Antara Yesus, Hatiku dan Lingkunganku

Pada mulanya adalah Firman. Firman itu bersama-sama dengan Allah dan Firman itu adalah Allah. Ia pada mulanya bersama-sama dengan Allah. Segala sesuatu dijadikan oleh Dia dan tanpa Dia tidak ada suatupun yang telah jadi dari segala yang telah dijadikan. Dalam Dia ada hidup dan hidup itu adalah terang manusia (Yoh 1: 1-5).

Pada kondisi yang lain di negeri kita tertulis fakta berikut ini: Antara periode tahun 1990 sampai dengan 2005, negara ini telah kehilangan lebih dari 28 juta hektar hutan, termasuk 21,7 % hutan perawan. Penurunan hutan-hutan primer yang kaya secara biologis ini adalah yang kedua di bawah Brazil pada masa itu, dan sejak akhir 1990-an, penggusuran hutan primer makin meningkat hingga 26 %. Kini, hutan-hutan Indonesia adalah beberapa hutan yang paling terancam di muka bumi. Berdasarkan penafsiran citra landsat, pada tahun 2000–2005 tingkat kerusakan hutan mencapai 1,188 juta hektar/tahun, dengan total sebenarnya hutan yang terdegradasi seluas 59,6 juta hektar (Sumber: Pusat Inventarisasi dan Perpetaan Hutan, Dephut). Mungkin sampai saat ini melalui adanya gerhan (gerakan rehabilitasi lahan) sejak tahun 2003 lalu maka diperkirakan degradasi hutan Indonesia sekarang tinggal menyisakan 56 juta hektar (3 juta hektar lebih hutan gundul telah mengalami perbaikan dan reforestasi).

Pertanyaan yang muncul dalam pikiranku adalah apa tujuan Allah menyelamatkan manusia tanpa Dia sendiri mengajarkan kita bagaimana mencintai alam dan lingkungan? Apakah Yesus pernah mengajarkan murid-muridNya cara memelihara alam dan lingkungan secara sustainable dalam Kitab Suci? Apakah dengan cara ini Yesus mengesampingkan alam ciptaanNya sendiri karena manusia sudah pasti tahu cara mengelolanya sejak dunia ini diciptakan? Lantas adakah pesan tersembunyi dari Injil bahwa ternyata Yesus pun seorang naturalis dan pro lingkungan hidup?

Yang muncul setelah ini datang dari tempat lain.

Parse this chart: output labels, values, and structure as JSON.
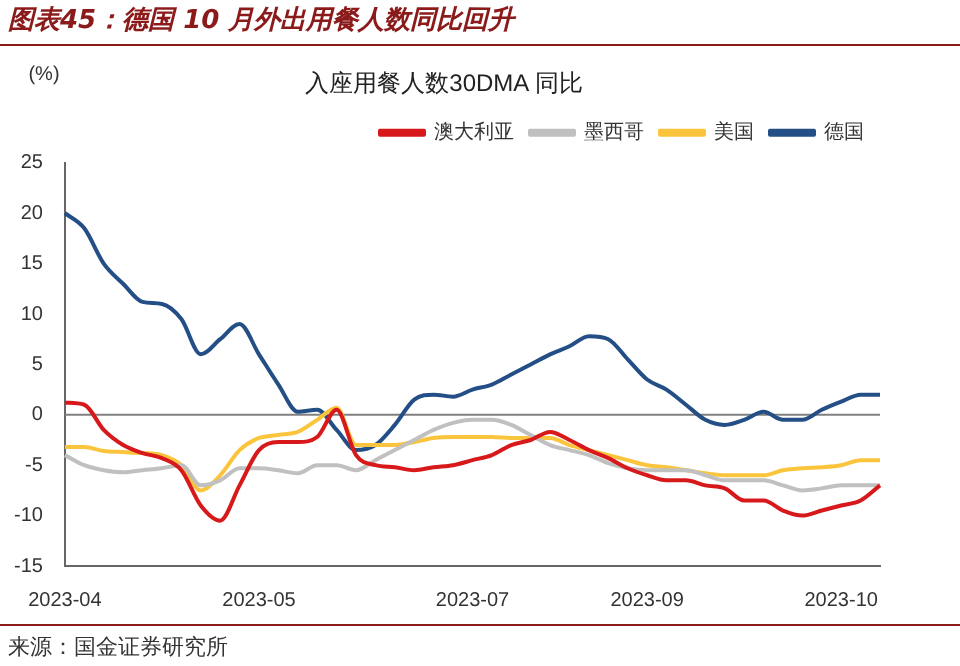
{
  "chart_data": {
    "type": "line",
    "title": "图表45：德国 10 月外出用餐人数同比回升",
    "subtitle": "入座用餐人数30DMA 同比",
    "ylabel": "(%)",
    "annotations": [
      "来源：国金证券研究所"
    ],
    "categories": [
      "2023-04",
      null,
      null,
      null,
      null,
      null,
      null,
      null,
      null,
      null,
      "2023-05",
      null,
      null,
      null,
      null,
      null,
      null,
      null,
      null,
      null,
      null,
      "2023-07",
      null,
      null,
      null,
      null,
      null,
      null,
      null,
      null,
      "2023-09",
      null,
      null,
      null,
      null,
      null,
      null,
      null,
      null,
      null,
      "2023-10",
      null,
      null
    ],
    "series": [
      {
        "name": "澳大利亚",
        "color": "#d7191c",
        "values": [
          1.2,
          1,
          -1.5,
          -3,
          -3.8,
          -4.3,
          -5.5,
          -9,
          -10.5,
          -7,
          -3.5,
          -2.7,
          -2.7,
          -2.2,
          0.5,
          -4,
          -5,
          -5.2,
          -5.5,
          -5.2,
          -5,
          -4.5,
          -4,
          -3,
          -2.5,
          -1.7,
          -2.5,
          -3.5,
          -4.3,
          -5.3,
          -6,
          -6.5,
          -6.5,
          -7,
          -7.3,
          -8.5,
          -8.5,
          -9.5,
          -10,
          -9.5,
          -9,
          -8.5,
          -7
        ]
      },
      {
        "name": "墨西哥",
        "color": "#c0c0c0",
        "values": [
          -4,
          -5,
          -5.5,
          -5.7,
          -5.5,
          -5.3,
          -5,
          -7,
          -6.5,
          -5.3,
          -5.3,
          -5.5,
          -5.8,
          -5,
          -5,
          -5.5,
          -4.5,
          -3.5,
          -2.5,
          -1.5,
          -0.8,
          -0.5,
          -0.5,
          -1,
          -2,
          -3,
          -3.5,
          -4,
          -4.8,
          -5.3,
          -5.5,
          -5.5,
          -5.5,
          -6,
          -6.5,
          -6.5,
          -6.5,
          -7,
          -7.5,
          -7.3,
          -7,
          -7,
          -7
        ]
      },
      {
        "name": "美国",
        "color": "#fbc43d",
        "values": [
          -3.2,
          -3.2,
          -3.6,
          -3.7,
          -3.8,
          -4,
          -5,
          -7.5,
          -6,
          -3.5,
          -2.3,
          -2,
          -1.7,
          -0.5,
          0.7,
          -3,
          -3,
          -3,
          -2.7,
          -2.3,
          -2.2,
          -2.2,
          -2.2,
          -2.3,
          -2.3,
          -2.3,
          -3,
          -3.5,
          -4,
          -4.5,
          -5,
          -5.2,
          -5.5,
          -5.8,
          -6,
          -6,
          -6,
          -5.5,
          -5.3,
          -5.2,
          -5,
          -4.5,
          -4.5
        ]
      },
      {
        "name": "德国",
        "color": "#244f86",
        "values": [
          20,
          18.5,
          15,
          13,
          11.2,
          11,
          9.5,
          6,
          7.5,
          9,
          6,
          3,
          0.3,
          0.5,
          -1.5,
          -3.5,
          -3,
          -1,
          1.5,
          2,
          1.8,
          2.5,
          3,
          4,
          5,
          6,
          6.8,
          7.8,
          7.5,
          5.5,
          3.5,
          2.5,
          1,
          -0.5,
          -1,
          -0.5,
          0.3,
          -0.5,
          -0.5,
          0.5,
          1.3,
          2,
          2
        ]
      }
    ],
    "ylim": [
      -15,
      25
    ],
    "yticks": [
      -15,
      -10,
      -5,
      0,
      5,
      10,
      15,
      20,
      25
    ],
    "ref_lines": [
      {
        "axis": "y",
        "value": 0,
        "color": "#808080"
      }
    ],
    "grid": false,
    "legend": "top",
    "marker": "none",
    "line_style": "solid"
  }
}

Yang membuat saya semakin heran adalah mengapa masih banyak orang Kristen yang meski bermurah hati, rajin beribadah serta memberikan donasinya ke gereja-gereja dan kaum papa namun masih tidak peduli dengan lingkungan hidup? Apakah kita hanya perlu mengasihi sesama manusia saja tapi di sisi lain cuek terhadap kondisi alam dan lingkungan kita?

Inilah pergumulan batin saya sebagai seorang Kristen ketika dua tahun lalu mulai menerjunkan diri menjadi penggiat lingkungan sampai akhirnya bersama kolega membentuk komunitas warga hijau. Ajaran Kristen cenderung antroposentris dimana karya penyelamatan Allah sangat dominan berbicara pada tataran hubungan antara DiriNya dengan manusia tanpa ada aspek keberlanjutan lingkungan secara eksplisit. Tetapi apakah memang demikian antroposentrisnya ajaran Sang Logos itu? Setelah bergumul dalam hati, berdoa dan terus berhikmat akan karunia Allah terhadap manusia dan bumi CiptaanNya ini, saya menjadi semakin yakin bahwa Allah melalui Sang FirmanNya Yesus Kristus ternyata juga seorang enviromentalist tulen? Mengapa bisa begitu? Jawabnya adalah sbb:

  1. Allah menciptakan alam semesta ciptaanNya adalah bersifat Cuma-Cuma untuk semua mahluk hidup. Ia tidak memberikan sinar matahari, bulan dan bintang hanya kepada orang benar. Ia tidak memberikan hujan hanya untuk orang beriman saja. Yang jahat, dan sesat sekali pun tetap menerima berkat hujan, angin, terang bulan yang sama besarnya dengan mereka yang benar di hadapan Allah. Inilah cinta kasih Allah tanpa batas dan tanpa syarat.
  2. Kadang-kadang Allah menghukum manusia lewat bencana alam seperti tsunami, badai dan sebagainya untuk diberlakukan ke setiap orang. Tidak lantas orang jahat menerima hukuman langsung dari Surga. Inilah yang disebut keadilan Allah kepada setiap orang secara non-diskriminatif. Keadilan ini penuh kebijaksanaanNya agar orang baik dan benar tidak melalukan kejahatan sebaliknya si jahat bertobat menjadi baik dan benar sehingga luput dari keadilanNya yang keras.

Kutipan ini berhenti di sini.